We then fit a GLM-based model using mutational density as the response variable and the set of covariates described above. The resulting model, named MutSpotterCV (Mutational density Spotter using CoVariates), achieved a Pearson correlation of 0.55 between observed vs. predicted mutational densities across genomic regions (Fig. 1b). Using MutSpotterCV, we observed a small subpopulation of regulatory regions with substantially higher observed mutational densities above that expected by chance. By systematically performing outlier detection analysis, MutSpotterCV flagged a total of 1,780 regions as a set of candidate functional regions harboring mutational hotspots (Figs. 1b, Table S2, see Methods for detection criteria), which amounted to 1.1% of all mutated regulatory regions. Furthermore, we found all covariates to be significantly associated with the response variable in the model, suggesting they independently and significantly contributed to the prediction of mutational density (Fig. S1d). In our previous study, we had identified patients in our cohort with pathogenic mutations in prostate cancer driver genes (see Table S5 in (21)). Here, we observed that a number of our non-coding mutational hotspots were proximal to a subset of prostate cancer driver genes, i.e. AR, FOXA1, and TP53. We therefore asked whether any of these non-coding mutational outliers were more or less likely to occur in patients with known pathogenic mutations in coding regions of these driver genes. Interestingly, we did not find any association between these non-coding mutational hotspots and pathogenic mutations in prostate cancer driver genes (P =0.39, two-sided Fisher’s exact test). In addition, among the 1,780 mutational hotspots identified here, six of them were found to harbor non-coding driver hits in myeloid MPN, melanoma, and prostate adenocarcinoma by a recent pan-cancer study on non-coding regions (Table S2, (13)). Lastly, in order to confirm the robustness of our study, we also examined the consequence of different modifications to MutSpotterCV to assess the impact of varying covariate choices on the final results (Figs. S1e–j, Methods).
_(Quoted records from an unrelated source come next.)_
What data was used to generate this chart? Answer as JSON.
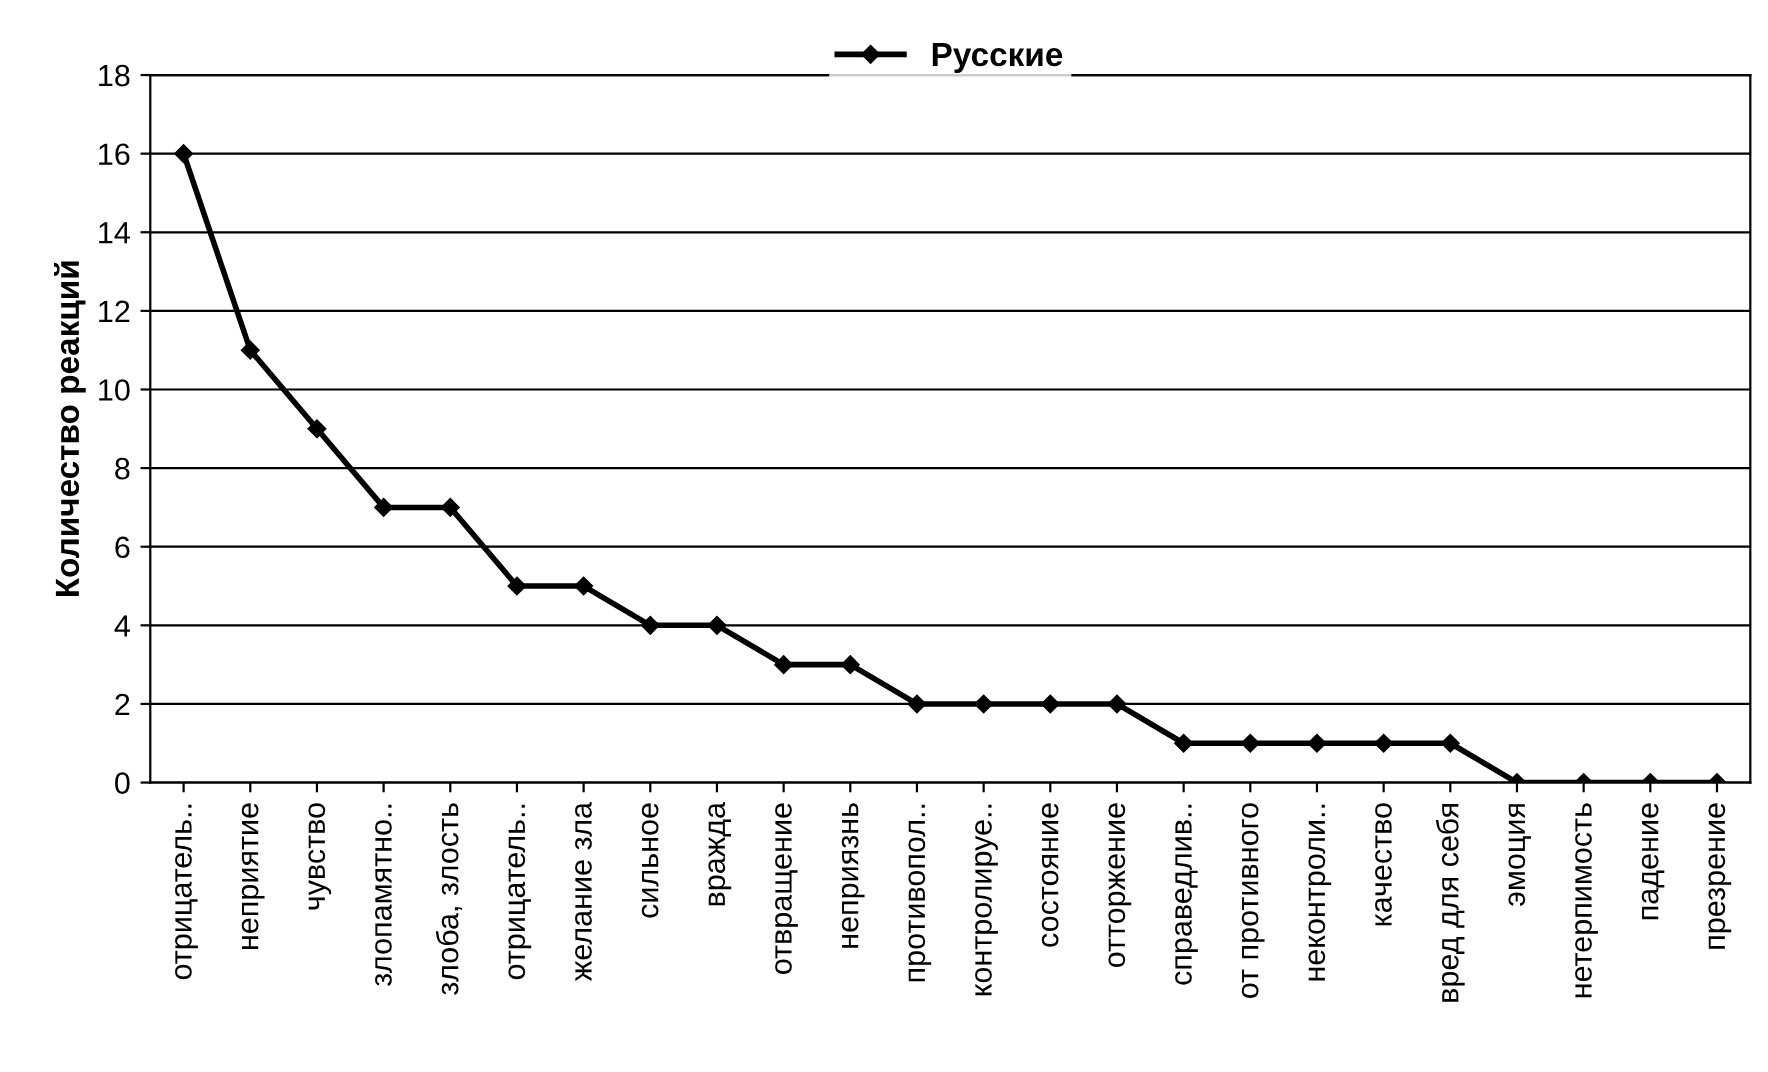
{
  "chart_data": {
    "type": "line",
    "ylabel": "Количество реакций",
    "categories": [
      "отрицатель..",
      "неприятие",
      "чувство",
      "злопамятно..",
      "злоба, злость",
      "отрицатель..",
      "желание зла",
      "сильное",
      "вражда",
      "отвращение",
      "неприязнь",
      "противопол..",
      "контролируе..",
      "состояние",
      "отторжение",
      "справедлив..",
      "от противного",
      "неконтроли..",
      "качество",
      "вред для себя",
      "эмоция",
      "нетерпимость",
      "падение",
      "презрение"
    ],
    "series": [
      {
        "name": "Русские",
        "color": "#000000",
        "values": [
          16,
          11,
          9,
          7,
          7,
          5,
          5,
          4,
          4,
          3,
          3,
          2,
          2,
          2,
          2,
          1,
          1,
          1,
          1,
          1,
          0,
          0,
          0,
          0
        ]
      }
    ],
    "ylim": [
      0,
      18
    ],
    "yticks": [
      0,
      2,
      4,
      6,
      8,
      10,
      12,
      14,
      16,
      18
    ],
    "grid": "y",
    "legend": "top",
    "marker": "diamond",
    "line_style": "solid"
  }
}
A multimodal convolutional neural network for accurate prediction of mutational density
We set a high threshold for detection of outliers by MutSpotterCV; however, we recognized that MutSpotterCV calls may still be dependent on the assumptions of our underlying model. Specifically, a GLM measures the linear dependence of the response variable on its predictors. Therefore, to ensure the robustness and reproducibility of our findings and capture potential nonlinear relationships among variables, we also developed a separate deep-learning-based model, termed DM2D (Deep Model for Mutational Density), to assess (i) whether it would be capable of achieving higher accuracy for predicting mutational density than MutSpotterCV, and (ii) the overlap between called putative mutational hotspots. DM2D is a convolutional neural network (CNN) model, which uses sequence and epigenetic data as multi-channel input with single-base resolution. As shown in Fig. 1c, we used a seven-channel input layer: four channels were used for one-hot encoding DNA sequence, and to ensure our results were not dependent on the choice of specifically PC3 as our prostate cancer cell line model, the other three channels were used for epigenetic data from LNCaP–namely, DNase hypersensitivity, H3K4me3 signal, and CTCF binding sites (ENCODE database). After the convolutional blocks, the resulting sequence and chromatin data embedding is combined with the functional category of the input region and passed on to a fully connected layer for mutational density prediction. Once trained, this CNN model performed substantially better than GLM, and achieved a Pearson correlation of 0.85 between observed and predicted values (Figs. 1d, S1k). However, this increase in accuracy was not accompanied by a significant change in identity of previously called outliers. About 90% of non-coding mutational hotspots that were detected by MutSpotterCV were also called by DM2D (Table S2, Fig. S1l).
Quantifying the regulatory functions of identified non-coding mutational hotspots
Our focus on annotated non-coding regions was based on the underlying assumption that these regions carry out regulatory functions in gene expression control, which in turn may play a role in driving prostate cancer progression. To test this assumption, we used transcriptomic data across all patients to assess the putative effects of mutations in our non-coding mutational hotspots on gene expression. Specifically, we asked whether genes in the vicinity (within 15 kb) of these regions were significantly up- or down-regulated in the tumors that harbored mutations in cognate regions. In total, we performed differential gene expression analysis for 1,692 flanking genes in the vicinity of non-coding mutational hotspots.
For each non-coding mutational hotspot, the cohort was divided into two groups: mutant and reference. We defined mutants as patients carrying mutations in that specific hotspot and references as those that do not. We required each non-coding hotspot to include at least four patients in the mutant category, and hotspots that did not satisfy this criterion were removed (Fig. S1m). Using DESeq2 (29), we compared the expression of genes flanking each non-coding mutational hotspot in mutant vs. reference samples. We found 104 differentially expressed genes in the vicinity of 98 hotspots (P <0.05, Tables S3–S4; see Methods for details on selection criteria). These 98 hotspots, which we termed Candidate Driver Regulatory Regions (CDRRs), harbored a total of 885 mutations. The distribution of these mutations among tumors was scattered (Fig. S1n), suggesting the final CDRRs were not overly biased by a particular tumor. We noted that one of our CDRRs, located in the 3’ UTR of the oncogene FOXA1, was also identified as a non-coding driver in prostate cancer by a recent pan-cancer study (13).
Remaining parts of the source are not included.